How many times have you studied the stock charts of Google Inc. (Nasdaq: GOOG), Apple Inc. (Nasdaq: AAPL) or Amazon.com (Nasdaq: AMZN) – and wished you could travel back in time to become an early stage investor in just those sorts of king-making companies?
We can’t, of course, but I can offer the next best thing: I can tell you about the brand-new industry where the next stock like this will likely come from.
I’m talking about 3D printing.
Folks who’ve been following my work know that I’ve been predicting this sector’s emergence for some time. Back in March, I told readers of our sister newsletter Money Morning that 3D printing was a $1 trillion industry in the making. In October, in a note to all of you, I followed up with a roundup report on the newest breakthroughs.
In every piece I’ve written, my key message was always the same: 3D printing will give tech investors the next real shot at windfall profits.
In 2012, U.S. stocks (as measured by the Standard & Poor’s 500 Index) gave investors a 14.5% gain – a pretty nice return in the face of the Eurozone Crisis and the Fiscal Cliff debacle.
But mid-cap leader 3D Systems Inc. (NYSE: DDD) smoked the broad market – gaining 270% to earn honors as one of the hottest stocks of 2012.
A few great picks like that would make any of our retirement years a lot more rewarding.
Now you can see, once again, why I say that it pays (literally) to follow the big tech trends that are helping reshape the world around us.
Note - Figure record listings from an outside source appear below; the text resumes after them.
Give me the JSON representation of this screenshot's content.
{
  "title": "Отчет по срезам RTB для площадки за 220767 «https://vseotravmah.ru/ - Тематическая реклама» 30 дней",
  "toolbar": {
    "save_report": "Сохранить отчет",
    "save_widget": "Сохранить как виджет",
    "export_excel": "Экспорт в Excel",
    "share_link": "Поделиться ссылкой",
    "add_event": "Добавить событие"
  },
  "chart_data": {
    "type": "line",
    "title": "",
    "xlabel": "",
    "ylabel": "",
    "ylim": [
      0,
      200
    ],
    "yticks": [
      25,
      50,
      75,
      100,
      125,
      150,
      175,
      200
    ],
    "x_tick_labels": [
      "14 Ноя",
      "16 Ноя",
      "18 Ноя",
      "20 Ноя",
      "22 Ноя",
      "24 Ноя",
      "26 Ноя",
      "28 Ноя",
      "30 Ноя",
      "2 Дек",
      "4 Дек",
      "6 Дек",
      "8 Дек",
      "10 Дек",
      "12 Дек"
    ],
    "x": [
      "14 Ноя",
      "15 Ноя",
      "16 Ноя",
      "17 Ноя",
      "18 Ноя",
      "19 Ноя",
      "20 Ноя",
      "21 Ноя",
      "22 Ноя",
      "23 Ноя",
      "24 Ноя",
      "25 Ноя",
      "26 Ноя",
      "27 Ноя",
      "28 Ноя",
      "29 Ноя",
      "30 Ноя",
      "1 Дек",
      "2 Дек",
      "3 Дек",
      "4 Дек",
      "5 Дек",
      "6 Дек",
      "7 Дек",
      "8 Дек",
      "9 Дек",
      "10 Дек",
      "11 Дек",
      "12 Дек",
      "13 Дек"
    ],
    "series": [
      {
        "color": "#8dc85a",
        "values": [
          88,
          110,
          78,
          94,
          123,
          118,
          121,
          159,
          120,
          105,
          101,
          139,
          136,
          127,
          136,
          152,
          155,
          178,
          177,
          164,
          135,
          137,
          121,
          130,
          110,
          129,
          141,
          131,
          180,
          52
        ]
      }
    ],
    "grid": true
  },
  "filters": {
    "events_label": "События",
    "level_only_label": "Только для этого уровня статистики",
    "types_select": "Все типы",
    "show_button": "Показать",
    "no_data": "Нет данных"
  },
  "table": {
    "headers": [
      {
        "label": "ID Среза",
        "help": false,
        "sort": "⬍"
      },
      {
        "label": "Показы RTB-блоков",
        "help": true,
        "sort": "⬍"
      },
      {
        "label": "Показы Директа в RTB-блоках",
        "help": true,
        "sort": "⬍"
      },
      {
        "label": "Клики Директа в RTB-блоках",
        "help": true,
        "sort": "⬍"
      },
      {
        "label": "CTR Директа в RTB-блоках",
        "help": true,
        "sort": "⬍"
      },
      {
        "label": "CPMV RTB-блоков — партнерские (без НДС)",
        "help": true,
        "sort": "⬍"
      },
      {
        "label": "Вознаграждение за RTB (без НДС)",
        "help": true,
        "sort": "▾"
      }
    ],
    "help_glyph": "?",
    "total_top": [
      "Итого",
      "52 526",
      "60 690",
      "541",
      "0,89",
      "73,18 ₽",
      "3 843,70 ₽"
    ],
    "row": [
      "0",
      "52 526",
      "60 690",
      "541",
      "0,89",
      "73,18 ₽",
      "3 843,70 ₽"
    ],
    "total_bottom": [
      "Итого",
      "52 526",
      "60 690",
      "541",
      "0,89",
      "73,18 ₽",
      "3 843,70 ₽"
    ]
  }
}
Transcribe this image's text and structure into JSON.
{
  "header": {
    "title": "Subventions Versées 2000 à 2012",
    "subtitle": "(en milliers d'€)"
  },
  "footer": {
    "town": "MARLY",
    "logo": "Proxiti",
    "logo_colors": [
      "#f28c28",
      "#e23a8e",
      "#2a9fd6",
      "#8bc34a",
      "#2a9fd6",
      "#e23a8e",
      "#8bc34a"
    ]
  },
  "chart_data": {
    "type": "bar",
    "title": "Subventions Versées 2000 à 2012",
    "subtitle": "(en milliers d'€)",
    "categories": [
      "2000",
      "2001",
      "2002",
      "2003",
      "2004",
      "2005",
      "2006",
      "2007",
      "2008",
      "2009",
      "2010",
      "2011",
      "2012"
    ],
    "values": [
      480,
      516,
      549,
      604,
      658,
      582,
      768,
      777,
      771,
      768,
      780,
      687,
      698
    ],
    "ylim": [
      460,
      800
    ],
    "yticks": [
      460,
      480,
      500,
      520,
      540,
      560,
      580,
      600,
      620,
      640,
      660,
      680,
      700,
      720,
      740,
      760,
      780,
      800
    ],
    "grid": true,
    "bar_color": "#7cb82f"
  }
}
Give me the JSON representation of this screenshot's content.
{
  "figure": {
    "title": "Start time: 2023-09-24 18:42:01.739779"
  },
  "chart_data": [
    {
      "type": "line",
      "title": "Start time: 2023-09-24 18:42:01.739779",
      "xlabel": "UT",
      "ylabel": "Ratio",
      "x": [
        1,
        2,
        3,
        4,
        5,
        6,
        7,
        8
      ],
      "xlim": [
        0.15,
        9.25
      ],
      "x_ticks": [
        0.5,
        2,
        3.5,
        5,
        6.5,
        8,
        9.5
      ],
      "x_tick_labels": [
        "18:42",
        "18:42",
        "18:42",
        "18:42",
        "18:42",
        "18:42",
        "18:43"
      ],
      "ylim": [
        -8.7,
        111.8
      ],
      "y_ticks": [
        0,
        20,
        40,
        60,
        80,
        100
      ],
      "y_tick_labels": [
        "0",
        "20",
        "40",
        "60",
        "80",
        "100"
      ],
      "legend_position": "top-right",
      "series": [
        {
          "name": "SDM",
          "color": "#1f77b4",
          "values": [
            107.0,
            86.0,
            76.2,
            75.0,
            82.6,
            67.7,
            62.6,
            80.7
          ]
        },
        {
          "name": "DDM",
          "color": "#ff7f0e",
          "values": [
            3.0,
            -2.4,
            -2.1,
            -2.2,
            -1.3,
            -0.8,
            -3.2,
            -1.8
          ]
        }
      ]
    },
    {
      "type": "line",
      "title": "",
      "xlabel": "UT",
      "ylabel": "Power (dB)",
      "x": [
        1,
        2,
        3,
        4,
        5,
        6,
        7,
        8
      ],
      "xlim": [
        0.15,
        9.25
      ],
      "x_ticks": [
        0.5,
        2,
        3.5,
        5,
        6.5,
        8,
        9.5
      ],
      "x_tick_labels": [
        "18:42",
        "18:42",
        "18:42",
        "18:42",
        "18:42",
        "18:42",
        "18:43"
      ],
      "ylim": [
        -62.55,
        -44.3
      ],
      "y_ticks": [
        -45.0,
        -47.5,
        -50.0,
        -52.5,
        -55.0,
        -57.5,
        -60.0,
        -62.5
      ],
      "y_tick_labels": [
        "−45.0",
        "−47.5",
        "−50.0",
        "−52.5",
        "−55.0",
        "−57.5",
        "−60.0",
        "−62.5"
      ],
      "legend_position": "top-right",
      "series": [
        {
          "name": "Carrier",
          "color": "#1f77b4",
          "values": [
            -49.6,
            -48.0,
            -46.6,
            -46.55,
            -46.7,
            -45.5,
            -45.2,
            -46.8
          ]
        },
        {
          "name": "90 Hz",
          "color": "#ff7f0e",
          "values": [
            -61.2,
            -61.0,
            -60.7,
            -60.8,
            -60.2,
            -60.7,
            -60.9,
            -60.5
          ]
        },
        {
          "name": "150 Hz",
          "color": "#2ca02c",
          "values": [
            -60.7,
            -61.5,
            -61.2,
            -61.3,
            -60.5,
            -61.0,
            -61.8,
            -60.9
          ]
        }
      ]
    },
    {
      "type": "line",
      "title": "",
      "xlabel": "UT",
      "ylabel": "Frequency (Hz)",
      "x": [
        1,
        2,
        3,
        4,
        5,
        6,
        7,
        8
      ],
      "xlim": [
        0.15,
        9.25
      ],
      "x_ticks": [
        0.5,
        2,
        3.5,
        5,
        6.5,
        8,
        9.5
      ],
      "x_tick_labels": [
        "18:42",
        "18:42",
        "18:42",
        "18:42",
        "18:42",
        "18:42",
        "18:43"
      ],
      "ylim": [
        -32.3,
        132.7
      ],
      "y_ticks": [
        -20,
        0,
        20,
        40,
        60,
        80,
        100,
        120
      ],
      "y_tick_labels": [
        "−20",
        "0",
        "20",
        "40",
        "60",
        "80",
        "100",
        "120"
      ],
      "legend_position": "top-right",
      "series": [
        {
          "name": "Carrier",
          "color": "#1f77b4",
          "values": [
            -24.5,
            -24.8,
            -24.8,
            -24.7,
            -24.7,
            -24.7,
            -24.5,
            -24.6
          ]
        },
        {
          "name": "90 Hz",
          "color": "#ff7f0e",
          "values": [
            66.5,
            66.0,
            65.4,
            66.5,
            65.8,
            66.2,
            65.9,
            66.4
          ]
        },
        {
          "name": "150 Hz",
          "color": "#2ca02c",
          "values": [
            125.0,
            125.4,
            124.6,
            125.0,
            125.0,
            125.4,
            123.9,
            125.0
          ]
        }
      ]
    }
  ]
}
By the end of the year, it seemed that every major financial publication had jumped on the 3D bandwagon.
Not only that, but a number of advances in the field drew a lot of attention from the general public. Ditto for both savvy individual investors and market pros.
Online video helped spread the word as several clips went viral. On YouTube alone, the Top 10 videos on this subject were viewed nearly seven million times. That’s a whole lot of street-level promotion.
Maybe it’s because of the Graying of America, but the public and investors alike found themselves thrilled by how 3D printing is having a major effect on medicine.
Take the case of how an 83-year-old woman in Europe had received a new jaw doctors printed with titanium powder. News junkies found the story riveting.
And investors quickly grasped the implications of this advance. Soon, if you need a new hip or shoulder, your doctor can just “print” one up in no time – and to your exact specifications down to a “T.”
Add all this up and you have the key ingredients for some real stock-market magic …
Strictly speaking, you don’t really “print” a new product. But it is a similar process. Rather than putting ink on paper, the system creates the product by adding thin layers of special polymers and some powdered metals.
I’ve focused on 3D Systems because it is my favorite “pure play” in this field. Of course, its stock did well partly because there really are only two publicly traded firms focused on the broad market for these cutting-edge printers.
The other is Stratasys Ltd (NasdaqGS: SSYS).
And the performance of that company’s stock bolstered my argument that 3D printing has arrived.
I say that because SSYS returned a whopping 160% over the past year, more than 10 times the S&P’s return. As strong as that performance was, it was still about 100 percentage points less than 3D Systems.
Don’t get me wrong, Stratasys is a great company. But its approach differs from that of 3D Systems. In simple terms, Stratasys is focused on the upper end of the market – more on the Fortune 500 than small firms.
But 3D Systems wants those entry-level buyers. And the way I see it, this strategy makes a heck of a lot of sense. After all, the market for small companies and solo inventors is much larger than it is for major corporate buyers.
So, the company’s decision to release its hallmark product – the Cube, with a price of $1,299 – enticed a lot of new buyers into the field. Of course, 3D Systems has plenty of other products to sell them, either supplies or more pro-level printers.
3D Systems also was smart to take a lot of competition out of the market. The firm has gone on a merger tear over the last two years and has done a good job of translating that into new profits.
Let me close by noting that it’s difficult to predict how long the good times will last for this stock. At some point, every great equity loses its steam.
And yet … as of right now, the chart just looks great. It shows a lot of solid buying and the balance of power is clearly in favor of the bulls on rising volume.
So, while I doubt it will return another 270% this year, the fundamentals are still very much in this stock’s favor.
And just think … once you’re in on the ground floor of a $1 trillion industry, you’ll never have to stare wistfully at Google’s stock chart ever again. After all, we’re in the earliest stages of the 3D printing revolution – here in the Era of Radical Change.